Vidéo par Flore SIMON

Texte par Amara MAKHOUL-YATIM

Dernière modification : 12/12/2008

L'Union européenne s'est pliée aux requêtes de l'Irlande qui s'est engagée, en échange, à organiser un second référendum sur le traité de Lisbonne d'ici à novembre 2009. Objectif : permettre à l'UE de se doter d'un exécutif plus fort.

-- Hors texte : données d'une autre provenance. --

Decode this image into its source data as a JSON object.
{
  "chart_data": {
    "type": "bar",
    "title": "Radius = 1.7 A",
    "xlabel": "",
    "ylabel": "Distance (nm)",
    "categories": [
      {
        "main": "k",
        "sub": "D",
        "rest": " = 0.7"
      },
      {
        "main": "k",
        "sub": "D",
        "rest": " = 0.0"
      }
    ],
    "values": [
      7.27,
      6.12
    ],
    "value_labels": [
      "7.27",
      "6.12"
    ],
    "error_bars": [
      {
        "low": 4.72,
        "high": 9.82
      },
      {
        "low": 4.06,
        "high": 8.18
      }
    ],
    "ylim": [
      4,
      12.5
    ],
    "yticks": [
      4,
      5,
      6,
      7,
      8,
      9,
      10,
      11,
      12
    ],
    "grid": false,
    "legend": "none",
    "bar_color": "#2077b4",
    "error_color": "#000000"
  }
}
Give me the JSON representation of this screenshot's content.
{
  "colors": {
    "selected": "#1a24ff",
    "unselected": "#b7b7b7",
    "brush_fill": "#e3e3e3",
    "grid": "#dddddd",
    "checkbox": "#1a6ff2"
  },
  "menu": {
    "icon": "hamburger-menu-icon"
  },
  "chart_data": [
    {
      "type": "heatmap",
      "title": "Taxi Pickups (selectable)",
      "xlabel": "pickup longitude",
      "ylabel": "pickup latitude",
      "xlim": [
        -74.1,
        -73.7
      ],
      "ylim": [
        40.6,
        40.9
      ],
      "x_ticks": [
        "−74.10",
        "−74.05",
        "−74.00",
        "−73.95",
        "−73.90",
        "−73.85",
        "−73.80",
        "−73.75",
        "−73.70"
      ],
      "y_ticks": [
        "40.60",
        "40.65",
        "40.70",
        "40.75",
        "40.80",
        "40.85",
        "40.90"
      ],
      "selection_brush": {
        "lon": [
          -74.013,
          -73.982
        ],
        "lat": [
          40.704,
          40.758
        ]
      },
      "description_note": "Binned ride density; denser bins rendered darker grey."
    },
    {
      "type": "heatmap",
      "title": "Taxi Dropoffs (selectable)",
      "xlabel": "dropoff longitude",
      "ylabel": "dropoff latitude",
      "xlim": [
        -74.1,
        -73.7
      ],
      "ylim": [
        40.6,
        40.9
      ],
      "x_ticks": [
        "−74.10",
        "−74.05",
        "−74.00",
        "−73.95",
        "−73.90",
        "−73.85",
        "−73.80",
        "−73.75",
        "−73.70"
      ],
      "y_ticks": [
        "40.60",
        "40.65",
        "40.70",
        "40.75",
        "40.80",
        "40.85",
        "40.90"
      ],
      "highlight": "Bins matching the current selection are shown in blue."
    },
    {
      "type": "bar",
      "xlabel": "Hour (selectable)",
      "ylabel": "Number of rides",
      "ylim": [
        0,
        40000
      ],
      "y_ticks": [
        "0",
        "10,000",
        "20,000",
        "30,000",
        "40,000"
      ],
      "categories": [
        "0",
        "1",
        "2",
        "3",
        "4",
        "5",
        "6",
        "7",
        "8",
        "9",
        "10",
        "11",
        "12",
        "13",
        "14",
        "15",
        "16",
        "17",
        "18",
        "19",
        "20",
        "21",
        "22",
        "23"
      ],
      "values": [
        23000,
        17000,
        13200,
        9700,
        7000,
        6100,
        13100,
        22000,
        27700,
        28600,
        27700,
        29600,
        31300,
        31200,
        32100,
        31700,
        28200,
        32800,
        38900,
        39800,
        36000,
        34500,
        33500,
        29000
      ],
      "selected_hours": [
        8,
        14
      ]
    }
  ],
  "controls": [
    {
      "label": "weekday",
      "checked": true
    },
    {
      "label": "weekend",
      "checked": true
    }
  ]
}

Suivez, heure par heure, notre journaliste présente au sommet de Bruxelles en cliquant ici.

   

Réunis en sommet à Bruxelles, les dirigeants de l’Union Européenne ont entériné un accord prévoyant un nouveau référendum en Irlande sur le traité de Lisbonne en échange de garanties.

 

"Si nous sommes satisfaits des garanties que nous recevrons, nous soumettrons volontiers (le traité) aux électeurs", avait déclaré jeudi ministre irlandais des Affaires étrangères Micheal Martin.

 

Ce traité devait doter l’UE d’institutions qui en faciliterait le fonctionnement. Il prévoit notamment la création d'un poste de président permanent et d’un chef de la diplomatie aux prérogatives renforcées.

 

Le choix des Irlandais respecté ?

 

Lors du référendum du 12 juin dernier, les électeurs irlandais l’avaient rejeté. Aujourd’hui les Vingt-Sept espèrent sortir d’une crise institutionnelle. Rappelons que le traité de Lisbonne est lui-même une version simplifiée du projet de constitution européenne, rejeté par la France et les Pays-Bas en 2005.

 

Suite à cette annonce, le camp du non est reparti en campagne. Rassemblé devant le parlement à Dublin, le Sinn Fein, seul parti représenté au Parlement et défendant le non, montre son opposition à l'accord que le gouvernement irlandais a conclu à Bruxelles.

 

Angus O'Snoidaigh, député Sinn Fein a déclaré : "Je vais faire campagne pour le non, à moins qu'on présente aux Irlandais un nouveau traité, et non pas le même avec un semblant de déclarations et de vagues assurances"

 

Au-delà de permettre à l’Europe de se doter des institutions qui en renforceraient l’exécutif, une question subsiste quant au processus démocratique du référendum.

 

Le sénateur (ex-PS) Jean-Luc Mélenchon, fondateur du Parti de Gauche (PG) a estimé que la volonté du peuple irlandais était "niée" par l’éventualité d’un nouveau vote.

 

Quatre exigences de Dublin

 

Si l’Irlande s’engage à convaincre ses citoyens de se prononcer une nouvelle fois sur le traité de Lisbonne, ses partenaires européens se sont engagés à accéder, "avec les garanties juridiques nécessaires", à quatre demandes de Dublin.

  

L'Irlande demande la non remise en cause de la neutralité militaire du pays, de son autonomie fiscale et de l'interdiction de l'avortement, et surtout le maintien du principe d'un commissaire européen par pays de l'UE, qui avait été la cause principale du rejet.

  

Selon le traité de Lisbonne, le principe de réserver à chaque pays un commissaire devra être supprimé à partir de 2014, date à laquelle seuls les deux-tiers des pays seraient représentés en permanence au sein de l'exécutif européen.